The boy who’s been watching him smiles and stands up. He wears pressed pants and a leather jacket over a white shirt and a dark tie.
“What’s going on here? Am I dreaming? Am I drugged?” the skateboarder asks.
“Neither,” says the smiling boy. “You’ll want to tell me your name now. I’ll write it down in case you forget it.”
“Very funny,” says the skateboarder, and yet as he tries to say his name, it takes him a moment to pull it up. “Kyle.”
“Nice to meet you, Kyle. I’m Nick.” He shakes Kyle’s hand, writes his name on a piece of paper, then sticks it in Kyle’s shirt pocket. “Do you remember what happened?”
“Yeah,” says Kyle, scratching his head. “I came out of that alley, and almost got hit by a garbage truck.”
Nick shakes his head. “Hate to tell you this, Kyle. But it wasn’t ‘almost.’”
“No way, man. That’s not even funny”
The smile never leaves Nick’s face. “Check your pockets,” he says.
“What for?”
“You’ll see.”
Kyle reaches into his pocket and pulls out a bunch of spare change, and out of the change, Nick retrieves a funny-looking coin with a faded face.
“You’ll want to keep this,” Nick says, and puts it in Kyle’s shirt pocket as well. “Be careful not to lose it.”
Now as Kyle looks at the people around him—how they don’t see him, how they actually walk past him, and some walk right through him, he realizes the truth.
“I’m . . . dead?”
“I’m sorry, Kyle. I’m also sorry that you didn’t make it into the light, but you will. In the meantime, I know a place you can stay for free right here in New York. You can even have your own apartment there. The only rules are that you have to do something different every day, and you can only ‘rent’ for one month at a time.”

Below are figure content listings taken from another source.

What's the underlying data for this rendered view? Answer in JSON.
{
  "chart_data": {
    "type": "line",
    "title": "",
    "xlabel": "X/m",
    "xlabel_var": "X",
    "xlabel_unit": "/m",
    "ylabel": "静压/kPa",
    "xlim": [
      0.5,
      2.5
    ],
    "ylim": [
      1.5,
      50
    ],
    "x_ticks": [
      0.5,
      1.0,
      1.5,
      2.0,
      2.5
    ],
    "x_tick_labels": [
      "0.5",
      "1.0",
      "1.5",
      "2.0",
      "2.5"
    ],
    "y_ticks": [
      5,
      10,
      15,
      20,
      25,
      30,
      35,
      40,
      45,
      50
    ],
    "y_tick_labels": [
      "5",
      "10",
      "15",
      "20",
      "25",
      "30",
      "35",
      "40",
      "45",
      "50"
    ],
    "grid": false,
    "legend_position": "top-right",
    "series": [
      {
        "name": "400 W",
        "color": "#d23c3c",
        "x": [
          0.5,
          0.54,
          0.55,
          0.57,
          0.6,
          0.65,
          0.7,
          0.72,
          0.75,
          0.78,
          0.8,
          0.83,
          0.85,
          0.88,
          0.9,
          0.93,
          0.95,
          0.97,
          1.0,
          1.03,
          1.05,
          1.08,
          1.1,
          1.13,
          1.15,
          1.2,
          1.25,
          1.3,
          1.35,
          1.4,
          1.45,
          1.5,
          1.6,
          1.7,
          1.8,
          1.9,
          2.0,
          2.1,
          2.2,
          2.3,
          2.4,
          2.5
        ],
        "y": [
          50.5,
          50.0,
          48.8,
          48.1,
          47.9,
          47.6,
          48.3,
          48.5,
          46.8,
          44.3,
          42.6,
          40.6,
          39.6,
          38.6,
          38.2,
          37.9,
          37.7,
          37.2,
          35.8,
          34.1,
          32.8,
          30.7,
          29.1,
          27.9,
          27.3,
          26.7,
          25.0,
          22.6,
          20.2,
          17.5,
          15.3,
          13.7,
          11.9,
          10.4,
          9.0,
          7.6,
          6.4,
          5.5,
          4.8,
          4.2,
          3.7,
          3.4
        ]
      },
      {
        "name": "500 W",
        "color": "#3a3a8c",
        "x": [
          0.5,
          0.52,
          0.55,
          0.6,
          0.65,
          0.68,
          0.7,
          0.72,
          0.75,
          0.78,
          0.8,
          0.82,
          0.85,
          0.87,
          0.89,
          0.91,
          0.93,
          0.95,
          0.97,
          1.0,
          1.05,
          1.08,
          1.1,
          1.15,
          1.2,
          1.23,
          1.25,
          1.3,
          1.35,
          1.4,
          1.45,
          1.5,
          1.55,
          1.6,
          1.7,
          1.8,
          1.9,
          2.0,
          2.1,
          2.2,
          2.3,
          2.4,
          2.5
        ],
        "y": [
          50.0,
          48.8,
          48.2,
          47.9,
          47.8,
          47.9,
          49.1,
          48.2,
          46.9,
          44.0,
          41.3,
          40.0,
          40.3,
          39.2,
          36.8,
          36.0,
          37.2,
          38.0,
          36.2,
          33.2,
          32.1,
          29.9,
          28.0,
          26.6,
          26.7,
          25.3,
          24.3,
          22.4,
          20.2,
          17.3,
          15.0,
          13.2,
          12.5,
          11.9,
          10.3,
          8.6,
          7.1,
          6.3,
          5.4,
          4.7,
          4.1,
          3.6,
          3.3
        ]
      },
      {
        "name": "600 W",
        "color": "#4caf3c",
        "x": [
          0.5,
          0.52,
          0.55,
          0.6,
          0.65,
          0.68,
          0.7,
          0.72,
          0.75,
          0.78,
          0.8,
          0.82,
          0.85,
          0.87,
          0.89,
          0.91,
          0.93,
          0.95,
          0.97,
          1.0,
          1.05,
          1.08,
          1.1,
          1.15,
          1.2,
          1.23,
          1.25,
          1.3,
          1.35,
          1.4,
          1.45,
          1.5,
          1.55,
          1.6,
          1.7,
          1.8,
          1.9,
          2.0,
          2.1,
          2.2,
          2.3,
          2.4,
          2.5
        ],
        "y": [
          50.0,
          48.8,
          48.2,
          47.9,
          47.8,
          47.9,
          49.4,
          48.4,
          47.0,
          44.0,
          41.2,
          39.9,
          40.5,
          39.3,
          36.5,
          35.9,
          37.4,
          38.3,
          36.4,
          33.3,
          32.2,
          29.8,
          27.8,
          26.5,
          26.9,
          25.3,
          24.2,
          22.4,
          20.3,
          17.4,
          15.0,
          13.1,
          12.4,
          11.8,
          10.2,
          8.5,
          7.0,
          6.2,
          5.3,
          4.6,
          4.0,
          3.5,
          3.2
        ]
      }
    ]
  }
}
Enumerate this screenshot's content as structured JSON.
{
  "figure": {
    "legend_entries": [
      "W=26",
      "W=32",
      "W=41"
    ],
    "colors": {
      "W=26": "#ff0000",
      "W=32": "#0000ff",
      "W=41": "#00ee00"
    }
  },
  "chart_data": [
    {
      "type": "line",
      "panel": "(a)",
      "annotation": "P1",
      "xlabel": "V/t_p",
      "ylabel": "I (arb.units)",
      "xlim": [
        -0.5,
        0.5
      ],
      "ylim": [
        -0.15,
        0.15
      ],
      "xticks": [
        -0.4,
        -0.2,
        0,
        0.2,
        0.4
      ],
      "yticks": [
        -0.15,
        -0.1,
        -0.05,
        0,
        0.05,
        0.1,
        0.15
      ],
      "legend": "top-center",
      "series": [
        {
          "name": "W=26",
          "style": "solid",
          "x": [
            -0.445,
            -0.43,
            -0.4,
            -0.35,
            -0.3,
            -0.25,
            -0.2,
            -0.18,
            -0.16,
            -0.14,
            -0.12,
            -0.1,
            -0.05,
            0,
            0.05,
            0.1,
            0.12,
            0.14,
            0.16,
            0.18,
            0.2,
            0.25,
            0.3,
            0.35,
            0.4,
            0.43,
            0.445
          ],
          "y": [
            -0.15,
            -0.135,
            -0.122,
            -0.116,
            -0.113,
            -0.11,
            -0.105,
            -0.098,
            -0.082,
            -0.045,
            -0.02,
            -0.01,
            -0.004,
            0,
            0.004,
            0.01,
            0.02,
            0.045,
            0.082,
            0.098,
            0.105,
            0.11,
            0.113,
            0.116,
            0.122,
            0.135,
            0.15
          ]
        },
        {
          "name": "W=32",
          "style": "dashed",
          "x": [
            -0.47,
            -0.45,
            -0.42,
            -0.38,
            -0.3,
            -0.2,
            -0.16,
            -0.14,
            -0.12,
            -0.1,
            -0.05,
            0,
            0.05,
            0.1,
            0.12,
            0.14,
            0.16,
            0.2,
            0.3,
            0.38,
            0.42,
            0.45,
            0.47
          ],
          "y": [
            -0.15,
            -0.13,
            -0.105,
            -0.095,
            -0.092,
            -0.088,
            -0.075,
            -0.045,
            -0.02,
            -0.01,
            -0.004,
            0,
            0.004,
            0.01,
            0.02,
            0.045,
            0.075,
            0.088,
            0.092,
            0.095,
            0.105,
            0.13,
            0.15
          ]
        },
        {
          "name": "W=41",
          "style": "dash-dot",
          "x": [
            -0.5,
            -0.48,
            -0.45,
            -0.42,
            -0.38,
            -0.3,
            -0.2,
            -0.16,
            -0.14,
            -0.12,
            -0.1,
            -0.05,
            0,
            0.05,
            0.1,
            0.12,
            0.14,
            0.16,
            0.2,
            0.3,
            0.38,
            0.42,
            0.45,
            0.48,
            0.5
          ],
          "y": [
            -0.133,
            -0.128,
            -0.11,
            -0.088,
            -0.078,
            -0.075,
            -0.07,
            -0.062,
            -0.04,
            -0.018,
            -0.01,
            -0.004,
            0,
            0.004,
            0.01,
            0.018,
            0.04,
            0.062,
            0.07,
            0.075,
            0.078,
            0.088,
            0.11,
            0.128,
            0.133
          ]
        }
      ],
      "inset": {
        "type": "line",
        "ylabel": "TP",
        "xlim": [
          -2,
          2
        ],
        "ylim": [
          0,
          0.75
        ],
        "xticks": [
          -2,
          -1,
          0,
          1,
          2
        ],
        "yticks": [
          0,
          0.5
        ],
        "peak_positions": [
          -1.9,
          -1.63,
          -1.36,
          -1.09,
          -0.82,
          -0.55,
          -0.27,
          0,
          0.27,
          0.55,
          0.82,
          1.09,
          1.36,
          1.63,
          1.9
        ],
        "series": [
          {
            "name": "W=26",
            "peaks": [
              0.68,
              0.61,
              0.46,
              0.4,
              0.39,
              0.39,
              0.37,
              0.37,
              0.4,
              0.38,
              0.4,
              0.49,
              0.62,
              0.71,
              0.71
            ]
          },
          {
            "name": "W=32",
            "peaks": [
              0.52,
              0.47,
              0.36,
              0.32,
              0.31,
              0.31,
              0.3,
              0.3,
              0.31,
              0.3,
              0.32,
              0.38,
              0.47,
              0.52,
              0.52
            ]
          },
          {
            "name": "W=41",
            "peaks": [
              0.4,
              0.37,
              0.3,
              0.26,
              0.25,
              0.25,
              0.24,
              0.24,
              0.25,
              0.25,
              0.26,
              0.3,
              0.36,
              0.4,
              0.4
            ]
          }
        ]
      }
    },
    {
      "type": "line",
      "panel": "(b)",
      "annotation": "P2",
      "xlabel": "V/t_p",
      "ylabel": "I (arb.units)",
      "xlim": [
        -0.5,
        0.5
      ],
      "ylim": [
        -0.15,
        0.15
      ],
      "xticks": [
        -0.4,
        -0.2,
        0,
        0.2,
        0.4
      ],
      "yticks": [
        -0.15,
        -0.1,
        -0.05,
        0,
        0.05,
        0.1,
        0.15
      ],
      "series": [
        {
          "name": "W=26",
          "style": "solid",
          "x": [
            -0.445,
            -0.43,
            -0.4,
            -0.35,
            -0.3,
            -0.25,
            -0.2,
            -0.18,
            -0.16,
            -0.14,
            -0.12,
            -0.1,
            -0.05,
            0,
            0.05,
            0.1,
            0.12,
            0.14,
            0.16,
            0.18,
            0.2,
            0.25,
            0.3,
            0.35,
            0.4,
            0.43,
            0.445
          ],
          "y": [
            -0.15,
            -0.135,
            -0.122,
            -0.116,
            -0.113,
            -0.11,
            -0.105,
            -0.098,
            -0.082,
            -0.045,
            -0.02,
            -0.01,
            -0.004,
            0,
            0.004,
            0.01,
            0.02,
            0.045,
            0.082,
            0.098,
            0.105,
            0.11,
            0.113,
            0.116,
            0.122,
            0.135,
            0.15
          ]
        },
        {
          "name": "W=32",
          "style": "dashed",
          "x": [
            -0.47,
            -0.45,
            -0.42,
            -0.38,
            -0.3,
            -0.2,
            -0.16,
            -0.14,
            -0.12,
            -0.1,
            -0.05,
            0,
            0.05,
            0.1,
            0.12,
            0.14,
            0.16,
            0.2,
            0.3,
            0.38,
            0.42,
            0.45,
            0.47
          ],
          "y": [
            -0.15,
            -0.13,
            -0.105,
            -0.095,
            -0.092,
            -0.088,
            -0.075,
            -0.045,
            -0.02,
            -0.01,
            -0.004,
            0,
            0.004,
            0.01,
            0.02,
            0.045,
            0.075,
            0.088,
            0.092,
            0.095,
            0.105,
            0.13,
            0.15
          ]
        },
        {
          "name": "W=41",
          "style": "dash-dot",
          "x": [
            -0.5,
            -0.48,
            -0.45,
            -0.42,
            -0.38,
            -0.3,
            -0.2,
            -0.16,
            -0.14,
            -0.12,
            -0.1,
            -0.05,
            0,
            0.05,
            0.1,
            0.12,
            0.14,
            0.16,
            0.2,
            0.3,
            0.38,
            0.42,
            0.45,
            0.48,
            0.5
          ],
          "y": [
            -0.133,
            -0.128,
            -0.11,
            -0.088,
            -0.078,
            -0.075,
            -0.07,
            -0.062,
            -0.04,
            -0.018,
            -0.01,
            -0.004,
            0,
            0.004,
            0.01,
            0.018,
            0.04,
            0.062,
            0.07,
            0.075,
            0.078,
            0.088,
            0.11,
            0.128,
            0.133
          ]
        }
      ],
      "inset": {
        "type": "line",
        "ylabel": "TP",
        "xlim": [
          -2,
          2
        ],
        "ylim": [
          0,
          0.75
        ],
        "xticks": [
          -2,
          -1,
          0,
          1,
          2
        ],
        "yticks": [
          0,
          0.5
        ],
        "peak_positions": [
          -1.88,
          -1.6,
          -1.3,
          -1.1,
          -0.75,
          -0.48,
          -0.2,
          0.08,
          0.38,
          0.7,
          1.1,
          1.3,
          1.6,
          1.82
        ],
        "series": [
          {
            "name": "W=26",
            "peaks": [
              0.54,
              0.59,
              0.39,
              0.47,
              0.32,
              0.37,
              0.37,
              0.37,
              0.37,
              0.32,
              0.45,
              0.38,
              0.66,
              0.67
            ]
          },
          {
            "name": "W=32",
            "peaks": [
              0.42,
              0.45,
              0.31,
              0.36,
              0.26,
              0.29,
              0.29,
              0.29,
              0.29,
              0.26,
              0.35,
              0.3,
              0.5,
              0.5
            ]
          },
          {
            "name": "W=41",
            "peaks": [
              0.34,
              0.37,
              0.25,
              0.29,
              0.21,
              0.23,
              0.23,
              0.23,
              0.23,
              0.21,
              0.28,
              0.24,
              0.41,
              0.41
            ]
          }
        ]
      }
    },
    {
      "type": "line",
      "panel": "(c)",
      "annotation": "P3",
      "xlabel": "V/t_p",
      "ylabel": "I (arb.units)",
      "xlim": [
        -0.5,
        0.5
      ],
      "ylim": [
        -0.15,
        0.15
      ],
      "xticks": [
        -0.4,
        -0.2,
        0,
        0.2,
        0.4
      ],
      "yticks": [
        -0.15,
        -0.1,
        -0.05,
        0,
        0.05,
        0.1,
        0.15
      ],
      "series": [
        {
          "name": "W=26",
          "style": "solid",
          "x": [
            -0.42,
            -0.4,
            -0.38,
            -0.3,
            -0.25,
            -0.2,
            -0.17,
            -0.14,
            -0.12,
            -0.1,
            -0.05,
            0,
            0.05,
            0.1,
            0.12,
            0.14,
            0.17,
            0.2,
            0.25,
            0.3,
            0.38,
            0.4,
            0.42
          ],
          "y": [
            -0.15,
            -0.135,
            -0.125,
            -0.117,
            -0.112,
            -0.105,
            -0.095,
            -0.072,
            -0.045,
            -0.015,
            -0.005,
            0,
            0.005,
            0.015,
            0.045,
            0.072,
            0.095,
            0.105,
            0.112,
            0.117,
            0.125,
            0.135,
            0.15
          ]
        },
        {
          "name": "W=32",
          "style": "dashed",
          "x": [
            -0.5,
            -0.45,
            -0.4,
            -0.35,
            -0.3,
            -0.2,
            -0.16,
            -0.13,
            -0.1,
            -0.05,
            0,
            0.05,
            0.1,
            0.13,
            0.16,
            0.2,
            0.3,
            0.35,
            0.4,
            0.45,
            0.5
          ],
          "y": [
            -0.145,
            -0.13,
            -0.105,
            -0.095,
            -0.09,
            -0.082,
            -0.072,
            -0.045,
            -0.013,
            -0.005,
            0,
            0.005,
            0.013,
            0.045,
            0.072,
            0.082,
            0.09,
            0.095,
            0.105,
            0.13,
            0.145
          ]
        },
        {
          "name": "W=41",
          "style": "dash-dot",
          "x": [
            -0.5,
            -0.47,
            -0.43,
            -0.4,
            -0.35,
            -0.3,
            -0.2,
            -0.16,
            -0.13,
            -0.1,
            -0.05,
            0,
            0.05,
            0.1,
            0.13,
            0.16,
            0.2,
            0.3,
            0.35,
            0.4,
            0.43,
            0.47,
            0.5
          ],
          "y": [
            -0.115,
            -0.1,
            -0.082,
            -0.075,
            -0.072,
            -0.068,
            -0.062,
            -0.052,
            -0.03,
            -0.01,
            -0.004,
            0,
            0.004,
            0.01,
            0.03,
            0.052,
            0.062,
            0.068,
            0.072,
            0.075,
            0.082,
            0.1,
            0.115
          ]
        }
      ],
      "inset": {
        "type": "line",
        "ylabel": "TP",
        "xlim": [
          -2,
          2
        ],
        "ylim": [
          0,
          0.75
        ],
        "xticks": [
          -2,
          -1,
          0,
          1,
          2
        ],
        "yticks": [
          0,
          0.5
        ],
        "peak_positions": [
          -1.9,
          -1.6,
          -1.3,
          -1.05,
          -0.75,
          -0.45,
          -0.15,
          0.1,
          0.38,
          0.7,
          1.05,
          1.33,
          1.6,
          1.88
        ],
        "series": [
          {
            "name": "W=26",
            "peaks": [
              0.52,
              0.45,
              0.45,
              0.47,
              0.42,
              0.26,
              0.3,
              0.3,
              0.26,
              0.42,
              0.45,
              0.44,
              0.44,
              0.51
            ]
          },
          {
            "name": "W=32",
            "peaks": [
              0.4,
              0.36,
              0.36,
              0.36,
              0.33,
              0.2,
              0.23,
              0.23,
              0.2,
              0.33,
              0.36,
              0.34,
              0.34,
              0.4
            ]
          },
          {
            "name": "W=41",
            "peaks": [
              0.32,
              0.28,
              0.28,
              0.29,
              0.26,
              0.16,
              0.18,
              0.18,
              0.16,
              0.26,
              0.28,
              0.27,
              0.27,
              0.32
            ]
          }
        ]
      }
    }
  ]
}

“Why? What happens at the end of the month?”
“At the end of each month, you check with the coin,” Nick says. “It will tell you if you’re ready to move ‘uptown.’”
And although it doesn’t make much sense to Kyle yet, he follows Nick. Something inside Kyle tells him he can trust this kid—that Nick truly has his best interests at heart.
“So this place I’m staying . . . ,” asks Kyle. “Am I gonna like it?”
“I think you’ll love it,” says Nick, with a smile that’s just a little bit mischievous. “And you won’t believe the view!”